Hi <@U025VMN369X> , Arrow’s ecosystem is currently...
# arrow
r
Hi @Jascha Smacka , Arrow’s ecosystem is currently the same as KotlinX Coroutines or Kotlin in general since it embraces suspension and continuations. This means you don’t need to choose libraries specific to Arrow for other purposes like serialization, persistence, you could just use for example KotlinX serialization, Exposed or any other libraries that integrate with
suspend fun
. There are no ambitions to compete against those as in most cases they are purely functional or offer a means to just use suspension which is equivalent as being wrapped in
IO[A]
plus the additional powers like direct syntax that continuations offer natively.

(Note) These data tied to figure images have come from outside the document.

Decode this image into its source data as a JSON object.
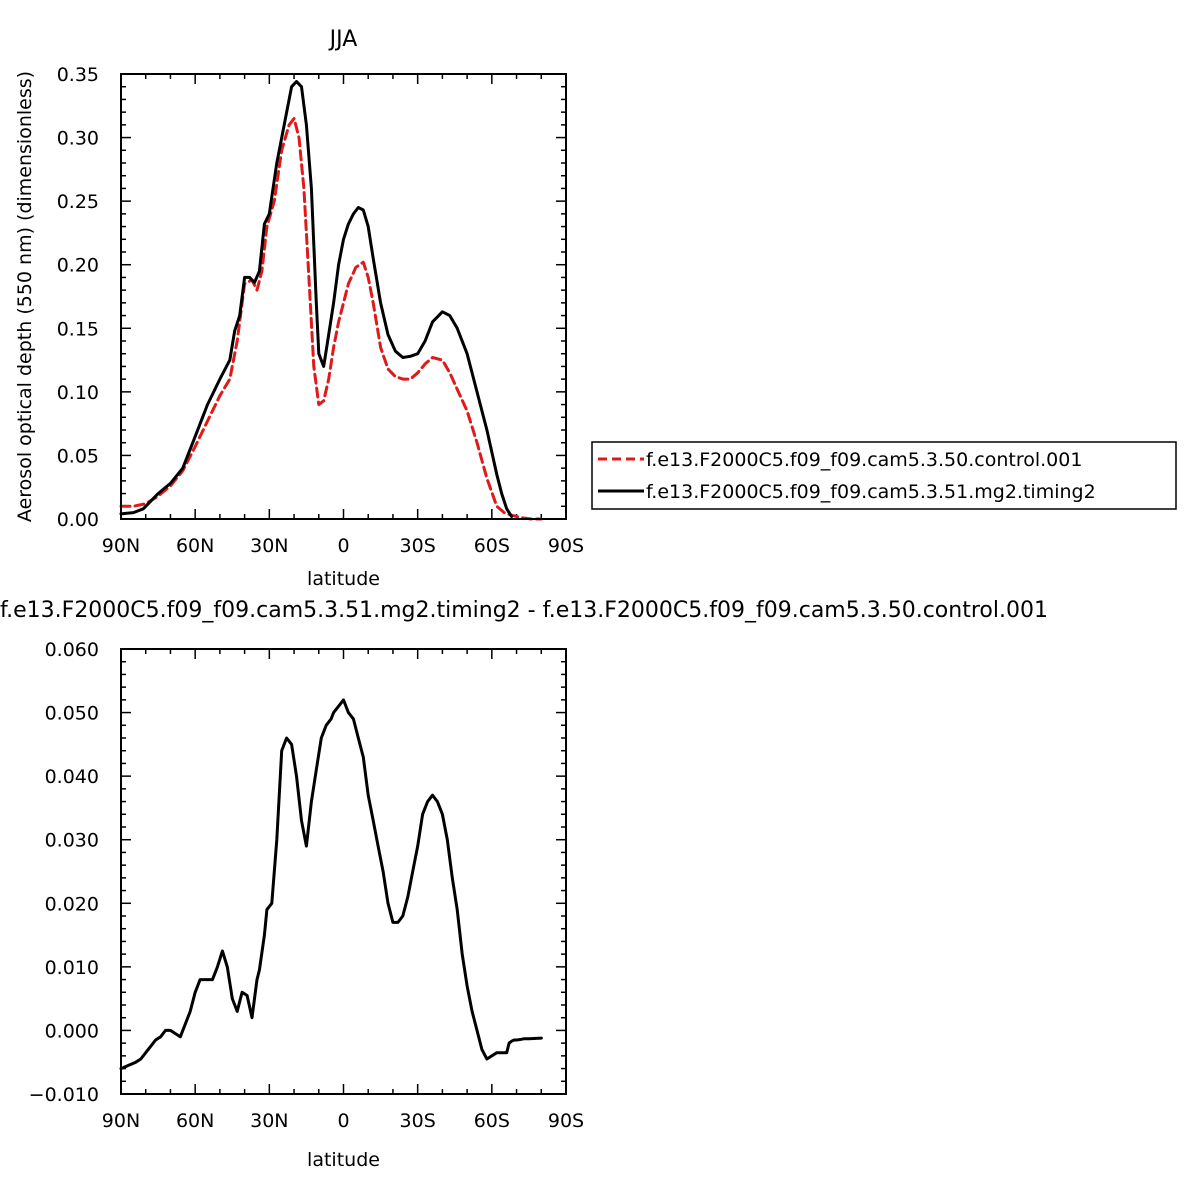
{
  "chart_data": [
    {
      "type": "line",
      "title": "JJA",
      "xlabel": "latitude",
      "ylabel": "Aerosol optical depth (550 nm) (dimensionless)",
      "xlim": [
        90,
        -90
      ],
      "ylim": [
        0,
        0.35
      ],
      "x_ticks": [
        {
          "value": 90,
          "label": "90N"
        },
        {
          "value": 60,
          "label": "60N"
        },
        {
          "value": 30,
          "label": "30N"
        },
        {
          "value": 0,
          "label": "0"
        },
        {
          "value": -30,
          "label": "30S"
        },
        {
          "value": -60,
          "label": "60S"
        },
        {
          "value": -90,
          "label": "90S"
        }
      ],
      "y_ticks": [
        {
          "value": 0,
          "label": "0.00"
        },
        {
          "value": 0.05,
          "label": "0.05"
        },
        {
          "value": 0.1,
          "label": "0.10"
        },
        {
          "value": 0.15,
          "label": "0.15"
        },
        {
          "value": 0.2,
          "label": "0.20"
        },
        {
          "value": 0.25,
          "label": "0.25"
        },
        {
          "value": 0.3,
          "label": "0.30"
        },
        {
          "value": 0.35,
          "label": "0.35"
        }
      ],
      "grid": false,
      "legend_position": "right",
      "series": [
        {
          "name": "f.e13.F2000C5.f09_f09.cam5.3.50.control.001",
          "color": "#e01a1a",
          "dash": "dashed",
          "x": [
            90,
            85,
            80,
            75,
            70,
            65,
            60,
            55,
            50,
            46,
            43,
            40,
            37,
            35,
            33,
            31,
            28,
            25,
            22,
            20,
            18,
            16,
            14,
            12,
            10,
            8,
            6,
            4,
            2,
            0,
            -2,
            -5,
            -8,
            -10,
            -12,
            -15,
            -18,
            -21,
            -24,
            -27,
            -30,
            -33,
            -36,
            -40,
            -43,
            -46,
            -50,
            -54,
            -58,
            -62,
            -65,
            -68,
            -72,
            -76,
            -80
          ],
          "y": [
            0.01,
            0.01,
            0.012,
            0.018,
            0.026,
            0.038,
            0.057,
            0.077,
            0.097,
            0.11,
            0.14,
            0.185,
            0.188,
            0.18,
            0.195,
            0.23,
            0.25,
            0.29,
            0.31,
            0.315,
            0.3,
            0.26,
            0.19,
            0.12,
            0.09,
            0.093,
            0.11,
            0.135,
            0.155,
            0.17,
            0.185,
            0.198,
            0.202,
            0.19,
            0.17,
            0.135,
            0.118,
            0.112,
            0.11,
            0.11,
            0.115,
            0.122,
            0.127,
            0.125,
            0.115,
            0.102,
            0.085,
            0.06,
            0.032,
            0.01,
            0.005,
            0.003,
            0.001,
            0.0,
            0.0
          ]
        },
        {
          "name": "f.e13.F2000C5.f09_f09.cam5.3.51.mg2.timing2",
          "color": "#000000",
          "dash": "solid",
          "x": [
            90,
            85,
            81,
            78,
            75,
            70,
            65,
            60,
            55,
            50,
            46,
            44,
            42,
            40,
            38,
            36,
            34,
            32,
            30,
            27,
            24,
            21,
            19,
            17,
            15,
            13,
            11,
            10,
            8,
            6,
            4,
            2,
            0,
            -2,
            -4,
            -6,
            -8,
            -10,
            -12,
            -15,
            -18,
            -21,
            -24,
            -27,
            -30,
            -33,
            -36,
            -40,
            -43,
            -46,
            -50,
            -54,
            -58,
            -62,
            -64,
            -66,
            -68
          ],
          "y": [
            0.004,
            0.005,
            0.008,
            0.014,
            0.02,
            0.028,
            0.04,
            0.065,
            0.09,
            0.11,
            0.125,
            0.148,
            0.16,
            0.19,
            0.19,
            0.186,
            0.195,
            0.232,
            0.24,
            0.28,
            0.31,
            0.34,
            0.344,
            0.34,
            0.31,
            0.26,
            0.17,
            0.13,
            0.12,
            0.145,
            0.17,
            0.2,
            0.22,
            0.232,
            0.24,
            0.245,
            0.243,
            0.23,
            0.205,
            0.17,
            0.145,
            0.132,
            0.127,
            0.128,
            0.13,
            0.14,
            0.155,
            0.163,
            0.16,
            0.15,
            0.13,
            0.1,
            0.07,
            0.035,
            0.02,
            0.008,
            0.002
          ]
        }
      ]
    },
    {
      "type": "line",
      "title": "f.e13.F2000C5.f09_f09.cam5.3.51.mg2.timing2 - f.e13.F2000C5.f09_f09.cam5.3.50.control.001",
      "xlabel": "latitude",
      "ylabel": "",
      "xlim": [
        90,
        -90
      ],
      "ylim": [
        -0.01,
        0.06
      ],
      "x_ticks": [
        {
          "value": 90,
          "label": "90N"
        },
        {
          "value": 60,
          "label": "60N"
        },
        {
          "value": 30,
          "label": "30N"
        },
        {
          "value": 0,
          "label": "0"
        },
        {
          "value": -30,
          "label": "30S"
        },
        {
          "value": -60,
          "label": "60S"
        },
        {
          "value": -90,
          "label": "90S"
        }
      ],
      "y_ticks": [
        {
          "value": -0.01,
          "label": "−0.010"
        },
        {
          "value": 0.0,
          "label": "0.000"
        },
        {
          "value": 0.01,
          "label": "0.010"
        },
        {
          "value": 0.02,
          "label": "0.020"
        },
        {
          "value": 0.03,
          "label": "0.030"
        },
        {
          "value": 0.04,
          "label": "0.040"
        },
        {
          "value": 0.05,
          "label": "0.050"
        },
        {
          "value": 0.06,
          "label": "0.060"
        }
      ],
      "grid": false,
      "series": [
        {
          "color": "#000000",
          "dash": "solid",
          "x": [
            90,
            87,
            84,
            82,
            80,
            78,
            76,
            74,
            72,
            70,
            68,
            66,
            64,
            62,
            60,
            58,
            56,
            55,
            53,
            51,
            49,
            47,
            45,
            43,
            41,
            39,
            37,
            35,
            34,
            32,
            31,
            29,
            27,
            25,
            23,
            21,
            19,
            17,
            15,
            13,
            11,
            9,
            7,
            6,
            5,
            4,
            2,
            0,
            -2,
            -4,
            -6,
            -8,
            -10,
            -12,
            -14,
            -16,
            -18,
            -20,
            -22,
            -24,
            -26,
            -28,
            -30,
            -32,
            -34,
            -36,
            -38,
            -40,
            -42,
            -44,
            -46,
            -48,
            -50,
            -52,
            -54,
            -56,
            -58,
            -60,
            -62,
            -64,
            -66,
            -67,
            -68,
            -69,
            -70,
            -72,
            -73,
            -75,
            -80
          ],
          "y": [
            -0.006,
            -0.0055,
            -0.005,
            -0.0045,
            -0.0035,
            -0.0025,
            -0.0015,
            -0.001,
            0.0,
            0.0,
            -0.0005,
            -0.001,
            0.001,
            0.003,
            0.006,
            0.008,
            0.008,
            0.008,
            0.008,
            0.01,
            0.0125,
            0.01,
            0.005,
            0.003,
            0.006,
            0.0055,
            0.002,
            0.008,
            0.0095,
            0.015,
            0.019,
            0.02,
            0.03,
            0.044,
            0.046,
            0.045,
            0.04,
            0.033,
            0.029,
            0.036,
            0.041,
            0.046,
            0.048,
            0.0485,
            0.049,
            0.05,
            0.051,
            0.052,
            0.05,
            0.049,
            0.046,
            0.043,
            0.037,
            0.033,
            0.029,
            0.025,
            0.02,
            0.017,
            0.017,
            0.018,
            0.021,
            0.025,
            0.029,
            0.034,
            0.036,
            0.037,
            0.036,
            0.034,
            0.03,
            0.024,
            0.019,
            0.012,
            0.007,
            0.003,
            0.0,
            -0.003,
            -0.0045,
            -0.004,
            -0.0035,
            -0.0035,
            -0.0035,
            -0.002,
            -0.0017,
            -0.0015,
            -0.0015,
            -0.0014,
            -0.0013,
            -0.0013,
            -0.0012
          ]
        }
      ]
    }
  ],
  "legend": {
    "entries": [
      {
        "label": "f.e13.F2000C5.f09_f09.cam5.3.50.control.001",
        "color": "#e01a1a",
        "dash": "dashed"
      },
      {
        "label": "f.e13.F2000C5.f09_f09.cam5.3.51.mg2.timing2",
        "color": "#000000",
        "dash": "solid"
      }
    ]
  }
}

In contrast to other langs like Scala where there is no native IO and most FP programs are written depending on heavy frameworks here instead we just rely on suspension. This means that if you want to make a library compatible with Arrow, you could definitely use Arrow to build and provide utilities like Either, comprehensions, parZip etc but if your library does not need those and you just use
suspend fun
for all IO related ops then it’s still compatible 100% with arrow and the rest of Kotlin’s libraries. In Scala and others the discipline is about writing code over F with the type class abstractions these libraries provide or sticking to the boxed data types framework like Zio pack. In Arrow the discipline is just use
suspend fun
when you need to perform IO or anything that need to be effect protected. IMO Kotlin already has better dependency injection and support for FP interoperability of libraries and programs through receiver funs, inline and suspension (eliminating transformers), compiler optimized continuations and soon multiple scoped functions which in my opinion cover most of the features you find in other Scala libraries in a boxed form, here in a more performant and ergonomic syntax.